Retour sur notre projection : La Voix de Hind Rajab. Quand le silence devient cri !
Il arrive que le cinéma fasse plus que raconter : qu’il écoute, qu’il recueille, qu’il porte ce que d’autres ont tenté d’étouffer. La Voix de Hind Rajab, le film de Kaouther Ben Hania, est de ceux-là. Un film qui nous force à entendre.
Hind Rajab avait six ans. En janvier 2024, à Gaza, sa famille est tuée alors qu’ils fuient un bombardement. Coincée seule dans une voiture criblée d’éclats, elle appelle désespérément les secouristes du Croissant-Rouge palestinien.
À une époque saturée d’images de guerre, Ben Hania choisit l’économie du visible pour redonner sa place au poids du son, du silence, de la parole.
Sa voix d’enfant traverse la ligne : « Venez me chercher. Je suis seule. »
Ce sont ces enregistrements réels que la réalisatrice a choisis de faire résonner dans son film, entrecoupés d’images d’attente, de reconstitutions minimalistes, d’ombres et de silences. Rien d’autre. Pas d’effets. Pas de musique pour apaiser. Juste la tension du réel, la voix, le souffle, l’interruption brutale.
Ben Hania poursuit sa quête d’un cinéma à hauteur d’humain. Elle ne filme pas la guerre : elle filme l’absence de secours, le vide après la mort, la solitude de la victime.
En choisissant de concentrer tout un conflit dans la voix d’une enfant, elle inverse la perspective : ce n’est plus le monde qui regarde Gaza. C’est Gaza qui nous regarde à travers les yeux fermés d’une fillette.
Le cinéma ne peut pas sauver Hind, mais il peut l’empêcher d’être oubliée. Et c’est peut-être cela, l’acte politique le plus fort d’un artiste : créer une mémoire là où le monde se détourne.
La Voix de Hind Rajab n’est pas un film facile. Il dérange, bouleverse, confronte. Mais il ouvre un espace d’écoute radicalement humain.
Chaque spectateur devient témoin. Pas seulement du drame d’Hind, mais de la responsabilité collective de ceux qui entendent et ne répondent pas.

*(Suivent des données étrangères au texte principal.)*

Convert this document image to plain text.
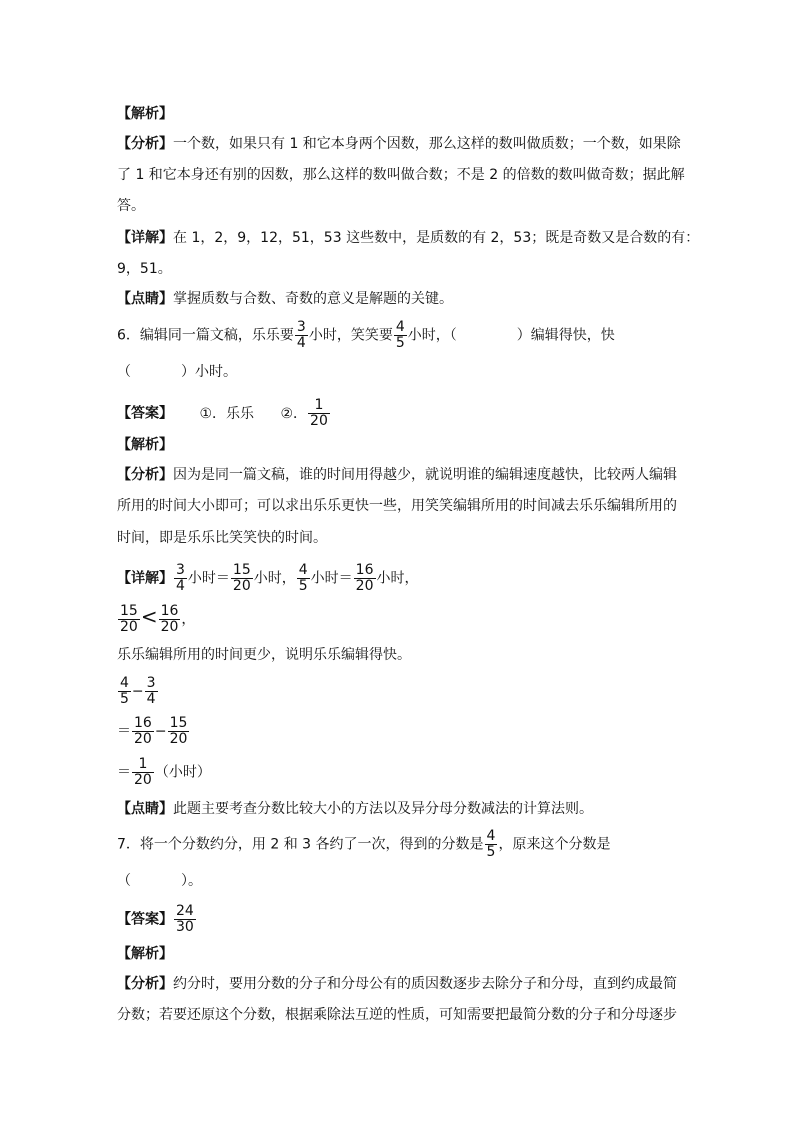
【解析】
【分析】一个数，如果只有 1 和它本身两个因数，那么这样的数叫做质数；一个数，如果除
了 1 和它本身还有别的因数，那么这样的数叫做合数；不是 2 的倍数的数叫做奇数；据此解
答。
【详解】在 1，2，9，12，51，53 这些数中，是质数的有 2，53；既是奇数又是合数的有：
9，51。
【点睛】掌握质数与合数、奇数的意义是解题的关键。
6．编辑同一篇文稿，乐乐要 $\frac{3}{4}$ 小时，笑笑要 $\frac{4}{5}$ 小时，（	）编辑得快，快
（	）小时。
【答案】 ①．乐乐 ②． $\frac{1}{20}$
【解析】
【分析】因为是同一篇文稿，谁的时间用得越少，就说明谁的编辑速度越快，比较两人编辑
所用的时间大小即可；可以求出乐乐更快一些，用笑笑编辑所用的时间减去乐乐编辑所用的
时间，即是乐乐比笑笑快的时间。
【详解】 $\frac{3}{4}$ 小时＝ $\frac{15}{20}$ 小时， $\frac{4}{5}$ 小时＝ $\frac{16}{20}$ 小时，
$\frac{15}{20} < \frac{16}{20}$ ，
乐乐编辑所用的时间更少，说明乐乐编辑得快。
$\frac{4}{5} - \frac{3}{4}$
＝ $\frac{16}{20} - \frac{15}{20}$
＝ $\frac{1}{20}$ （小时）
【点睛】此题主要考查分数比较大小的方法以及异分母分数减法的计算法则。
7．将一个分数约分，用 2 和 3 各约了一次，得到的分数是 $\frac{4}{5}$ ，原来这个分数是
（	）。
【答案】 $\frac{24}{30}$
【解析】
【分析】约分时，要用分数的分子和分母公有的质因数逐步去除分子和分母，直到约成最简
分数；若要还原这个分数，根据乘除法互逆的性质，可知需要把最简分数的分子和分母逐步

Pour le CRI Charleroi, cette œuvre représente une invitation à penser autrement la géopolitique, à redonner un visage, une voix, une dignité à ce que les statistiques effacent.
Regarder ce film, c’est se tenir dans cet entre-deux inconfortable : l’impuissance et l’empathie.
C’est se demander ce que signifie, ici, à Charleroi, être témoin d’un monde qui brûle ailleurs.
C’est interroger notre rapport à l’information, à la distance, à la compassion.
Pour le CRI Charleroi, cette œuvre rappelle combien l’écoute est une forme de résistance, combien raconter est déjà agir.